Distributor

The distributor keeps track of which search nodes should hold which copy of each bucket, based on the redundancy setting and information from the cluster controller. Distributors are responsible for keeping track of metadata for a non-overlapping subset of the data in the cluster. The distributors each keep a bucket database containing metadata of buckets it is responsible for. This metadata indicates what content nodes store copies of the buckets, the checksum of the bucket content and the number of documents and meta entries within the bucket. Each incoming document is assigned to a bucket and forwarded to the right search nodes. All requests related to these buckets are sent through the distributors.

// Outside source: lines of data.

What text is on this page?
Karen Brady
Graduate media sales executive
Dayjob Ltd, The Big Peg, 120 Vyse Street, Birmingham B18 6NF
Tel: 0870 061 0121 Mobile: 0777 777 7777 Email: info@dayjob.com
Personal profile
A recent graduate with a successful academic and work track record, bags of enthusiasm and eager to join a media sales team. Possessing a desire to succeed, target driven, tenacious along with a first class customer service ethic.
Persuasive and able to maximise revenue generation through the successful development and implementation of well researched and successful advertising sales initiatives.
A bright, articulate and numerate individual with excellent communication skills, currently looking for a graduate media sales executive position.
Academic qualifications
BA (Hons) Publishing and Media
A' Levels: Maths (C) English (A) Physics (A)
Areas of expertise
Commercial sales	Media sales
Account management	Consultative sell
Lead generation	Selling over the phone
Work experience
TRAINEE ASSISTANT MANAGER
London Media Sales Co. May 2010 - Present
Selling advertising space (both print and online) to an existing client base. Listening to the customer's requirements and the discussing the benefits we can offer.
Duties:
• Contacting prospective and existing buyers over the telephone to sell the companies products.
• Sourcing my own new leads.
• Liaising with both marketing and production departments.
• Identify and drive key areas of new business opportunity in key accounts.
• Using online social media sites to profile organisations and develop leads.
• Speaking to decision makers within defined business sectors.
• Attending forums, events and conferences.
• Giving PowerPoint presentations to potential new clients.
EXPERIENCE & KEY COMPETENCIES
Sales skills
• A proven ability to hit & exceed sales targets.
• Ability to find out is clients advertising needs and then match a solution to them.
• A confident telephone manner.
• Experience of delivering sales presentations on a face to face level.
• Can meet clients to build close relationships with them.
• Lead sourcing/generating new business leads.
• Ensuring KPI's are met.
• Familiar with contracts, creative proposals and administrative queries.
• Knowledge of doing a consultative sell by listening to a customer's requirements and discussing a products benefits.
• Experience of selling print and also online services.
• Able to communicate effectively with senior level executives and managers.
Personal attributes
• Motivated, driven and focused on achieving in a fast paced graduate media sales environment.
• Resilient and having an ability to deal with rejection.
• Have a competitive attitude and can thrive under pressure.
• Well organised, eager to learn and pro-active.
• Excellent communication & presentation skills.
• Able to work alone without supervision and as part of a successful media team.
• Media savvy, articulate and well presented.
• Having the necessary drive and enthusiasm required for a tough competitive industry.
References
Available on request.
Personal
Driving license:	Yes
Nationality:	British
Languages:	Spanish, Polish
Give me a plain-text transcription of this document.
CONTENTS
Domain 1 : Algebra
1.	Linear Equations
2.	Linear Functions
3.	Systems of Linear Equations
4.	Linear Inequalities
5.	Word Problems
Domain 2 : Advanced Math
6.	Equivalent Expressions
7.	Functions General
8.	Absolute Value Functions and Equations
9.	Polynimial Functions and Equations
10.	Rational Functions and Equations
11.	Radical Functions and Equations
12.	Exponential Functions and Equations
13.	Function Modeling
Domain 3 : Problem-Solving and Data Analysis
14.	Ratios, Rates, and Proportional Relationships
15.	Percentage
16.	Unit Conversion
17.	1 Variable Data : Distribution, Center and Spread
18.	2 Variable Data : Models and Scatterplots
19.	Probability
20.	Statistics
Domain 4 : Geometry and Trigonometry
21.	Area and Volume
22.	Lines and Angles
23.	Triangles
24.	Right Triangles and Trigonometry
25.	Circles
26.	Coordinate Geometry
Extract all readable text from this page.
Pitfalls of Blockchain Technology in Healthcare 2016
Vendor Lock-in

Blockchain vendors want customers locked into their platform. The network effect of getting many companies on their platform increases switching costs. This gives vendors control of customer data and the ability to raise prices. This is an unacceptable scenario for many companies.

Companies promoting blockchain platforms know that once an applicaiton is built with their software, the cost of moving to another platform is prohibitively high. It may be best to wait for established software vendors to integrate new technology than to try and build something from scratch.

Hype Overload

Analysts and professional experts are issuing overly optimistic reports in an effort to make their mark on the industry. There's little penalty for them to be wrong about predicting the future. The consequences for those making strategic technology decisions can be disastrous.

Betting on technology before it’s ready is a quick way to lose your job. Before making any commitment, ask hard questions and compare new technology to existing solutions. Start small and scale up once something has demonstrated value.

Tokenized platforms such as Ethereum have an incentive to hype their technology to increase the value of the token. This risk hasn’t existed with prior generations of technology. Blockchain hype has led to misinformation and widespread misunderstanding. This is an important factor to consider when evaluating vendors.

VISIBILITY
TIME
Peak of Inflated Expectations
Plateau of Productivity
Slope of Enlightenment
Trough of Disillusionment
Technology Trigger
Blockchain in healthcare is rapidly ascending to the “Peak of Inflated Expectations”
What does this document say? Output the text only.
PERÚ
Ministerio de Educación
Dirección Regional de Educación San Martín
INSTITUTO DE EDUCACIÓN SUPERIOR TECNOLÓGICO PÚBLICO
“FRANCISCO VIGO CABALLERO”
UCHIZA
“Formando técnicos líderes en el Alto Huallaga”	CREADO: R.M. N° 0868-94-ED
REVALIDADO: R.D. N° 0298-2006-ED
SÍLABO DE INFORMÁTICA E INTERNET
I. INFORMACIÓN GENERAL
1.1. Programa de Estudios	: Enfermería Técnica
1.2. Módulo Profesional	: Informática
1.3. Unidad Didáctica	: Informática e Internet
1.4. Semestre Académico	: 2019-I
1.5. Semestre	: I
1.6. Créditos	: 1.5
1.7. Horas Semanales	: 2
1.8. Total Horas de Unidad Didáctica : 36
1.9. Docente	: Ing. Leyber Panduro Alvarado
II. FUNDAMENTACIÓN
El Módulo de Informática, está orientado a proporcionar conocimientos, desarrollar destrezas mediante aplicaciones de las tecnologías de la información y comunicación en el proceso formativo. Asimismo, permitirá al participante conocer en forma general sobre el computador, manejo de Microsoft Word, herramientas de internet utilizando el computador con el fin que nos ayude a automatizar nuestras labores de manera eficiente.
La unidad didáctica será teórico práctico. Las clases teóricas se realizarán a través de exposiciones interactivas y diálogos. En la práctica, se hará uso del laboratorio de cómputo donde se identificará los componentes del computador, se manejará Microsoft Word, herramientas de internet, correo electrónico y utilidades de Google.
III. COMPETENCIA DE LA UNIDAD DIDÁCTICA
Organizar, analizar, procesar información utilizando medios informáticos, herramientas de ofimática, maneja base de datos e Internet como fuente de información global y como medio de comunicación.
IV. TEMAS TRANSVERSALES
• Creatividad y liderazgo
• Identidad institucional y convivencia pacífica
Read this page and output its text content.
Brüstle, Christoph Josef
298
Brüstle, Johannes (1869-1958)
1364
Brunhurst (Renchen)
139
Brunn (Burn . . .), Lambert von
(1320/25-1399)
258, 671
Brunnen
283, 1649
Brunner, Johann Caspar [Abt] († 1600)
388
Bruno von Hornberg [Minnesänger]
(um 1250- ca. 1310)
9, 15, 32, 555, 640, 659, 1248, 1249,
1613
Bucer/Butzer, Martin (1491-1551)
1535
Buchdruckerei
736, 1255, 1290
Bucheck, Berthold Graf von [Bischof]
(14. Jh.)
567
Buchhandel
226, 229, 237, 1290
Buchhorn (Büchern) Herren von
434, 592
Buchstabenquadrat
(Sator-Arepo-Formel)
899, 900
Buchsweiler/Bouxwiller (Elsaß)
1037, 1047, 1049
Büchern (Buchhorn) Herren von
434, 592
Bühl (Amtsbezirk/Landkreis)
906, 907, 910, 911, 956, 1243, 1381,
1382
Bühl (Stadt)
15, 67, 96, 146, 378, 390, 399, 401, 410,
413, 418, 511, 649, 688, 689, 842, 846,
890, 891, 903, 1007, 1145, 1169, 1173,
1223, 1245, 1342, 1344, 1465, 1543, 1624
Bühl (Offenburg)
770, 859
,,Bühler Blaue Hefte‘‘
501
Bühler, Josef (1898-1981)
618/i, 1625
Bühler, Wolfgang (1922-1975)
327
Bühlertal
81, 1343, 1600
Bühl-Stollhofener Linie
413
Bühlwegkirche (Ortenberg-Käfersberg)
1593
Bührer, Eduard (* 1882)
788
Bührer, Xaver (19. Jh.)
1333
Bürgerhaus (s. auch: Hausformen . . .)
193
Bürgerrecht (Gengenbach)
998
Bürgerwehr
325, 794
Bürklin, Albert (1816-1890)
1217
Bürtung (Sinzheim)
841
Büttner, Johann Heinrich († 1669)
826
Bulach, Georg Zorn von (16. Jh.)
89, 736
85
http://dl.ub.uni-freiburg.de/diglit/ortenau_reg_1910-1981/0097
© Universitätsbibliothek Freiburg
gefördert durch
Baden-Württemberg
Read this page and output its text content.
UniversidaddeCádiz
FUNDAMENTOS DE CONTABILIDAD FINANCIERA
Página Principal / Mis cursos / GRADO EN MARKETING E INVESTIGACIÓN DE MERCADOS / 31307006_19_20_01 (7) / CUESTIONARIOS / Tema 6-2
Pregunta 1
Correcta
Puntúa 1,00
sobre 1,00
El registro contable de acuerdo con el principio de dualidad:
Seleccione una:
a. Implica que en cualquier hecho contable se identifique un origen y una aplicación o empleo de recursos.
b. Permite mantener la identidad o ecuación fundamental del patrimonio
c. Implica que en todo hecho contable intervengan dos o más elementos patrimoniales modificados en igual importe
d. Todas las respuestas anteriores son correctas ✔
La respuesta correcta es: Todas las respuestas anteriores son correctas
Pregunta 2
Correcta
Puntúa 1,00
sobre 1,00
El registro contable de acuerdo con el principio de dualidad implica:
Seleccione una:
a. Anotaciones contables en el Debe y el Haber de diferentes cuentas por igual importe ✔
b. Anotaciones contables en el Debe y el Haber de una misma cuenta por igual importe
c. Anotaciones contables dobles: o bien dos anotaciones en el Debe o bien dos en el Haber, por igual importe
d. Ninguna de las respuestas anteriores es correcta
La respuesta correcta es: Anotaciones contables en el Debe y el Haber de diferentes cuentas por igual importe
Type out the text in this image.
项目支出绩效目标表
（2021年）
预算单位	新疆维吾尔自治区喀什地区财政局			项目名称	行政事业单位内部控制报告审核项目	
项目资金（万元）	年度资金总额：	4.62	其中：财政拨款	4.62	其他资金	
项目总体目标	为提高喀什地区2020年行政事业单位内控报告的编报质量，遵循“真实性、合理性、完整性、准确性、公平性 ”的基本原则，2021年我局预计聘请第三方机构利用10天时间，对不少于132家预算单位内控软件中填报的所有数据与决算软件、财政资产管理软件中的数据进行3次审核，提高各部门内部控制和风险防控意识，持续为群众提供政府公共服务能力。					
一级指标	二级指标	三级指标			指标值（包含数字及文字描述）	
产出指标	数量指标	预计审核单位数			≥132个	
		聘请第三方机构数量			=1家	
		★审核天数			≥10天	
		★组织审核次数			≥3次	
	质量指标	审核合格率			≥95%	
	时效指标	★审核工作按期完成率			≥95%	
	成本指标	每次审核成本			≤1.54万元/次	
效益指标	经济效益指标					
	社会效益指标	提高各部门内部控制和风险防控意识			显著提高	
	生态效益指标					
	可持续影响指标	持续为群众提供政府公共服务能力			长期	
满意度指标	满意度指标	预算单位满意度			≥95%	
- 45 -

A distribution algorithm calculates what distributors are responsible for given buckets based on information of what nodes are available in the cluster. Clients can calculate what distributor to talk to using information in the cluster state.

When a distributor goes down or becomes available, all distributors reshuffle what buckets they are responsible for. During this reshuffling, clients may get some requests temporarily failing as distributors taking over bucket ownership doesn't yet know where copies of its buckets are located. These requests will automatically be resent, providing timeouts allow for it. Changes in what distributors are up and available will currently cause windows of availability loss. Other distributors take over bucket ownership. To do this they fetch bucket metadata for new buckets from all storage nodes, in memory operations for speed.

The distribution algorithm also calculates what content nodes copies of buckets should be stored on. As moving bucket copies take time, the distributors track current state in a bucket database, allowing requests to be processed independent of where buckets are currently located. Distributors use the distribution algorithm to detect buckets that are stored on wrong nodes, and move copies to correct nodes when there are free resources to do so.

In addition the distributor can track some historic knowledge. For instance it may know that of the currently existing bucket copies, a given copy has been available all the time and may be trusted to have all the information, while another copy may be on a storage node that recently restarted, so that copy may lack some documents. Such historic state is not persisted, and is thus lost on distributor restarts.

The distributors use the bucket metadata to ensure the buckets are in a good state.

  • If buckets have too few copies, new copies are generated
  • If buckets have too many copies, superfluous copies are deleted once the distributor knows the copies to delete don't contain data other copies do not have
  • If all the copies do not contain the same data, merges are issued to get bucket copies consistent
  • If two buckets exist, such that both may contain the same document, the buckets are split or joined to remove such overlapping buckets
  • If buckets contain too little or too much data, they should be joined or split
  • If not exactly one copy is marked active, and the backend wants a copy to be marked active, activate or deactivate copies to get in a good state
The various maintenance operations have various priorities depending on why they are needed. The distributor tries to prioritize to fix the most critical issues first. If no maintenance operations are needed, the cluster is said to be in the ideal state. The distributors synchronize maintenance load with user load, e.g. to remap requests to other buckets after bucket splitting and joining.